In 1886 the new order accepted responsibility for a house on Larch Street from the parish of St. George the Martyr, designed to care for the elderly, although at the time no sisters other than Mother Hannah had taken full religious vows. On June 1, 1888, the new order laid the cornerstone for the city's first surgical hospital for women, St. John's, but Rev. Ford did not live to see the project completed, succumbing to cancer.

Nonetheless, the community continued. Rev. Alexander Bethune (headmaster of Trinity College School, Coome's longtime friend and son of former bishop Alexander Bethune) agreed to be their warden. The hospital was dedicated on May 2, 1889, and by year's end the newly incorporated community adopted its bylaws and other organizational documents, as well as moved to larger quarters on Major Street where the motherhouse would remain for sixty years. The needs of their elderly patients outgrew the house on Larch Street, so the order accepted another on John Street, which in turn eventually proved too small. In 1906, the sisterhood built the Church Home for the Aged at Bellevue and Oxford Streets in the Kensington neighborhood, and added another wing the following year.

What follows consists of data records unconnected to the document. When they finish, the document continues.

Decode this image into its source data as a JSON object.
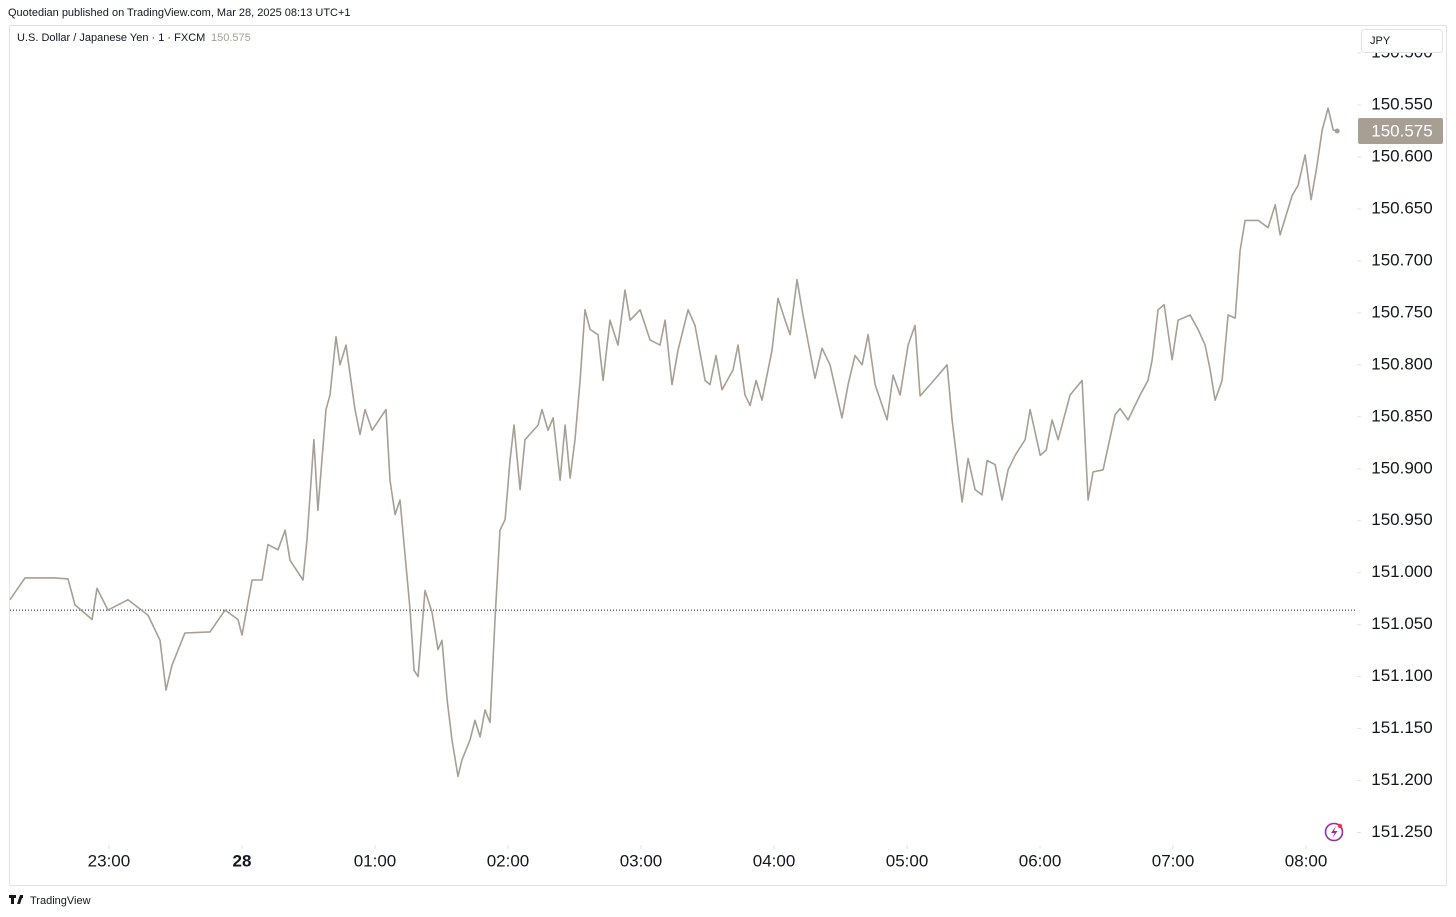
{
  "chart_data": {
    "type": "line",
    "publisher": "Quotedian published on TradingView.com, Mar 28, 2025 08:13 UTC+1",
    "title": "U.S. Dollar / Japanese Yen · 1 · FXCM",
    "last_price": {
      "value": 150.575,
      "label": "150.575"
    },
    "currency": "JPY",
    "brand": "TradingView",
    "color": "#a89f94",
    "inverted": true,
    "reference_line": 151.036,
    "xlim": [
      22.256,
      32.383
    ],
    "ylim": [
      150.473,
      151.262
    ],
    "xticks": [
      {
        "value": 23,
        "label": "23:00"
      },
      {
        "value": 24,
        "label": "28"
      },
      {
        "value": 25,
        "label": "01:00"
      },
      {
        "value": 26,
        "label": "02:00"
      },
      {
        "value": 27,
        "label": "03:00"
      },
      {
        "value": 28,
        "label": "04:00"
      },
      {
        "value": 29,
        "label": "05:00"
      },
      {
        "value": 30,
        "label": "06:00"
      },
      {
        "value": 31,
        "label": "07:00"
      },
      {
        "value": 32,
        "label": "08:00"
      }
    ],
    "yticks": [
      {
        "value": 150.5,
        "label": "150.500"
      },
      {
        "value": 150.55,
        "label": "150.550"
      },
      {
        "value": 150.6,
        "label": "150.600"
      },
      {
        "value": 150.65,
        "label": "150.650"
      },
      {
        "value": 150.7,
        "label": "150.700"
      },
      {
        "value": 150.75,
        "label": "150.750"
      },
      {
        "value": 150.8,
        "label": "150.800"
      },
      {
        "value": 150.85,
        "label": "150.850"
      },
      {
        "value": 150.9,
        "label": "150.900"
      },
      {
        "value": 150.95,
        "label": "150.950"
      },
      {
        "value": 151,
        "label": "151.000"
      },
      {
        "value": 151.05,
        "label": "151.050"
      },
      {
        "value": 151.1,
        "label": "151.100"
      },
      {
        "value": 151.15,
        "label": "151.150"
      },
      {
        "value": 151.2,
        "label": "151.200"
      },
      {
        "value": 151.25,
        "label": "151.250"
      }
    ],
    "x": [
      22.256,
      22.369,
      22.594,
      22.692,
      22.745,
      22.873,
      22.91,
      22.993,
      23.143,
      23.294,
      23.384,
      23.429,
      23.474,
      23.571,
      23.76,
      23.873,
      23.97,
      24.0,
      24.076,
      24.151,
      24.196,
      24.271,
      24.324,
      24.361,
      24.459,
      24.489,
      24.541,
      24.571,
      24.632,
      24.662,
      24.707,
      24.737,
      24.782,
      24.85,
      24.887,
      24.925,
      24.978,
      25.083,
      25.113,
      25.151,
      25.188,
      25.264,
      25.294,
      25.324,
      25.376,
      25.429,
      25.474,
      25.504,
      25.542,
      25.579,
      25.624,
      25.654,
      25.714,
      25.752,
      25.79,
      25.827,
      25.865,
      25.902,
      25.94,
      25.978,
      26.015,
      26.045,
      26.091,
      26.128,
      26.226,
      26.256,
      26.301,
      26.339,
      26.392,
      26.429,
      26.467,
      26.504,
      26.542,
      26.579,
      26.617,
      26.677,
      26.715,
      26.767,
      26.827,
      26.88,
      26.918,
      26.993,
      27.068,
      27.143,
      27.181,
      27.233,
      27.278,
      27.354,
      27.406,
      27.482,
      27.519,
      27.564,
      27.609,
      27.692,
      27.729,
      27.782,
      27.82,
      27.865,
      27.91,
      27.985,
      28.03,
      28.083,
      28.121,
      28.173,
      28.218,
      28.308,
      28.361,
      28.421,
      28.511,
      28.557,
      28.609,
      28.662,
      28.707,
      28.76,
      28.85,
      28.895,
      28.948,
      29.008,
      29.06,
      29.098,
      29.188,
      29.301,
      29.339,
      29.376,
      29.414,
      29.459,
      29.512,
      29.564,
      29.602,
      29.662,
      29.715,
      29.76,
      29.813,
      29.888,
      29.925,
      30.001,
      30.046,
      30.091,
      30.136,
      30.226,
      30.316,
      30.361,
      30.399,
      30.474,
      30.564,
      30.602,
      30.662,
      30.752,
      30.812,
      30.843,
      30.888,
      30.933,
      30.993,
      31.038,
      31.128,
      31.188,
      31.241,
      31.279,
      31.316,
      31.369,
      31.414,
      31.467,
      31.504,
      31.542,
      31.64,
      31.715,
      31.768,
      31.805,
      31.896,
      31.941,
      31.993,
      32.038,
      32.076,
      32.121,
      32.166,
      32.204,
      32.234
    ],
    "values": [
      151.026,
      151.005,
      151.005,
      151.006,
      151.031,
      151.045,
      151.015,
      151.036,
      151.026,
      151.041,
      151.065,
      151.113,
      151.089,
      151.058,
      151.057,
      151.036,
      151.045,
      151.06,
      151.007,
      151.007,
      150.973,
      150.978,
      150.959,
      150.988,
      151.007,
      150.968,
      150.872,
      150.94,
      150.843,
      150.829,
      150.773,
      150.8,
      150.781,
      150.843,
      150.867,
      150.843,
      150.863,
      150.843,
      150.911,
      150.944,
      150.93,
      151.036,
      151.094,
      151.1,
      151.017,
      151.038,
      151.074,
      151.065,
      151.122,
      151.161,
      151.196,
      151.18,
      151.161,
      151.142,
      151.158,
      151.132,
      151.144,
      151.045,
      150.959,
      150.949,
      150.892,
      150.858,
      150.92,
      150.872,
      150.858,
      150.843,
      150.863,
      150.851,
      150.911,
      150.858,
      150.909,
      150.872,
      150.815,
      150.747,
      150.766,
      150.771,
      150.815,
      150.757,
      150.781,
      150.728,
      150.757,
      150.747,
      150.776,
      150.781,
      150.757,
      150.819,
      150.786,
      150.747,
      150.762,
      150.815,
      150.819,
      150.791,
      150.824,
      150.805,
      150.781,
      150.829,
      150.839,
      150.815,
      150.834,
      150.786,
      150.736,
      150.757,
      150.771,
      150.718,
      150.752,
      150.813,
      150.784,
      150.8,
      150.851,
      150.819,
      150.791,
      150.8,
      150.771,
      150.819,
      150.853,
      150.81,
      150.829,
      150.781,
      150.762,
      150.83,
      150.817,
      150.8,
      150.853,
      150.892,
      150.932,
      150.89,
      150.92,
      150.925,
      150.892,
      150.896,
      150.93,
      150.901,
      150.887,
      150.872,
      150.843,
      150.887,
      150.882,
      150.853,
      150.872,
      150.829,
      150.815,
      150.93,
      150.903,
      150.901,
      150.848,
      150.842,
      150.853,
      150.829,
      150.815,
      150.795,
      150.747,
      150.742,
      150.795,
      150.757,
      150.752,
      150.766,
      150.781,
      150.805,
      150.834,
      150.815,
      150.752,
      150.755,
      150.69,
      150.661,
      150.661,
      150.668,
      150.646,
      150.675,
      150.637,
      150.627,
      150.598,
      150.641,
      150.613,
      150.574,
      150.553,
      150.574,
      150.575
    ]
  }
}
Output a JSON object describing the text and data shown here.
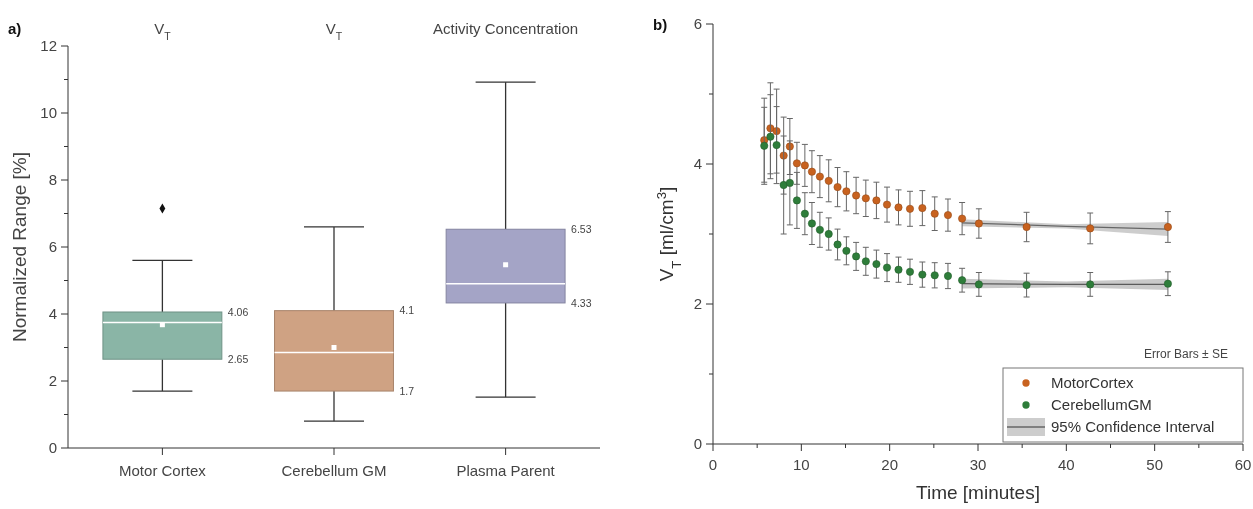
{
  "chart_data": [
    {
      "type": "box",
      "title": "a)",
      "ylabel": "Normalized Range [%]",
      "categories": [
        "Motor Cortex",
        "Cerebellum GM",
        "Plasma Parent"
      ],
      "colors": [
        "#8ab5a6",
        "#cfa283",
        "#a4a4c6"
      ],
      "boxes": [
        {
          "low": 1.7,
          "q1": 2.65,
          "median": 3.75,
          "q3": 4.06,
          "high": 5.6,
          "mean": 3.68,
          "outliers": [
            7.15
          ]
        },
        {
          "low": 0.8,
          "q1": 1.7,
          "median": 2.85,
          "q3": 4.1,
          "high": 6.6,
          "mean": 3.0
        },
        {
          "low": 1.52,
          "q1": 4.33,
          "median": 4.9,
          "q3": 6.53,
          "high": 10.92,
          "mean": 5.47
        }
      ],
      "ylim": [
        0,
        12
      ],
      "yticks": [
        0,
        {
          "value": 1,
          "label": null
        },
        2,
        {
          "value": 3,
          "label": null
        },
        4,
        {
          "value": 5,
          "label": null
        },
        6,
        {
          "value": 7,
          "label": null
        },
        8,
        {
          "value": 9,
          "label": null
        },
        10,
        {
          "value": 11,
          "label": null
        },
        12
      ],
      "annotations": [
        "V$_{T}$",
        "V$_{T}$",
        "Activity Concentration",
        "4.06",
        "2.65",
        "4.1",
        "1.7",
        "6.53",
        "4.33"
      ],
      "grid": false,
      "legend": false
    },
    {
      "type": "scatter",
      "title": "b)",
      "xlabel": "Time [minutes]",
      "ylabel": "V$_{T}$ [ml/cm$^{3}$]",
      "xlim": [
        0,
        60
      ],
      "xticks": [
        0,
        10,
        20,
        30,
        40,
        50,
        60
      ],
      "ylim": [
        0,
        6
      ],
      "yticks": [
        0,
        {
          "value": 1,
          "label": null
        },
        2,
        {
          "value": 3,
          "label": null
        },
        4,
        {
          "value": 5,
          "label": null
        },
        6
      ],
      "marker": "circle",
      "legend": "bottom right",
      "grid": false,
      "annotations": [
        "Error Bars ± SE"
      ],
      "series": [
        {
          "type": "line",
          "marker": "none",
          "name": "95% Confidence Interval",
          "color": "#666666",
          "x": [
            28.2,
            40,
            51.5
          ],
          "values": [
            3.16,
            3.11,
            3.07
          ],
          "lower": [
            3.11,
            3.08,
            2.97
          ],
          "upper": [
            3.21,
            3.14,
            3.17
          ]
        },
        {
          "type": "line",
          "marker": "none",
          "color": "#5a5a5a",
          "x": [
            28.2,
            40,
            51.5
          ],
          "values": [
            2.29,
            2.28,
            2.28
          ],
          "lower": [
            2.22,
            2.24,
            2.2
          ],
          "upper": [
            2.36,
            2.32,
            2.36
          ]
        },
        {
          "name": "MotorCortex",
          "color": "#c8621f",
          "x": [
            5.8,
            6.5,
            7.2,
            8.0,
            8.7,
            9.5,
            10.4,
            11.2,
            12.1,
            13.1,
            14.1,
            15.1,
            16.2,
            17.3,
            18.5,
            19.7,
            21.0,
            22.3,
            23.7,
            25.1,
            26.6,
            28.2,
            30.1,
            35.5,
            42.7,
            51.5
          ],
          "values": [
            4.34,
            4.51,
            4.47,
            4.12,
            4.25,
            4.01,
            3.98,
            3.89,
            3.82,
            3.76,
            3.67,
            3.61,
            3.55,
            3.51,
            3.48,
            3.42,
            3.38,
            3.36,
            3.37,
            3.29,
            3.27,
            3.22,
            3.15,
            3.1,
            3.08,
            3.1
          ],
          "errors": [
            0.6,
            0.65,
            0.6,
            0.55,
            0.4,
            0.3,
            0.3,
            0.3,
            0.3,
            0.3,
            0.28,
            0.28,
            0.26,
            0.26,
            0.26,
            0.25,
            0.25,
            0.25,
            0.25,
            0.24,
            0.23,
            0.23,
            0.21,
            0.21,
            0.22,
            0.22
          ]
        },
        {
          "name": "CerebellumGM",
          "color": "#2e7d3a",
          "x": [
            5.8,
            6.5,
            7.2,
            8.0,
            8.7,
            9.5,
            10.4,
            11.2,
            12.1,
            13.1,
            14.1,
            15.1,
            16.2,
            17.3,
            18.5,
            19.7,
            21.0,
            22.3,
            23.7,
            25.1,
            26.6,
            28.2,
            30.1,
            35.5,
            42.7,
            51.5
          ],
          "values": [
            4.26,
            4.39,
            4.27,
            3.7,
            3.73,
            3.48,
            3.29,
            3.15,
            3.06,
            3.0,
            2.85,
            2.76,
            2.68,
            2.61,
            2.57,
            2.52,
            2.49,
            2.46,
            2.42,
            2.41,
            2.4,
            2.34,
            2.28,
            2.27,
            2.28,
            2.29
          ],
          "errors": [
            0.55,
            0.6,
            0.55,
            0.7,
            0.6,
            0.4,
            0.3,
            0.3,
            0.25,
            0.23,
            0.22,
            0.2,
            0.2,
            0.2,
            0.2,
            0.2,
            0.18,
            0.18,
            0.18,
            0.18,
            0.18,
            0.17,
            0.17,
            0.17,
            0.17,
            0.17
          ]
        }
      ]
    }
  ]
}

In 1892 the sisterhood accepted its first long-term foundation outside Toronto, taking over Bishop Bethune College, a boarding school in Oshawa. Increasingly over time, the community not only trained nurses and ministered to the elderly, but also ran schools and orphanages, serving the handicapped and poor in both large cities and rural areas. It grew to over 500 associates by 1930.

==Death and legacy==
Coome experienced sciatica, overwork, and continued complications of her miscarriage for many years, but only retired at age 79. The sisters elected her niece, Dora Grier, to succeed her as mother superior. Coome was heartbroken by her sister Rose's death in October 1920, and died herself, surrounded by her sisterhood, on Ash Wednesday, February 9, 1921. After a funeral at St. Thomas' Church in Toronto where the community usually worshipped, she was buried at St. James Cemetery affiliated with the cathedral in Toronto. She rests beside fourteen sisters and novices of the order who knew her, and one infant who died the previous year.

The order she founded at various times had houses in Ontario, Quebec (mission work at the Church of St. John the Evangelist in Montreal), Nova Scotia, Saskatchewan (Qu'Appelle Diocesan School in Regina), and Alberta (St. John's House for unmarried mothers), as well as continued to maintain relations with similar orders in the United States and England. In 1933, it helped establish a rehabilitation hospital in north Toronto, now St. John's Rehab Hospital. Twenty years later they moved their motherhouse to Willowdale, Toronto near that hospital. Their ministry also offers religious retreats, with current active houses in Toronto, as well as Victoria, British Columbia.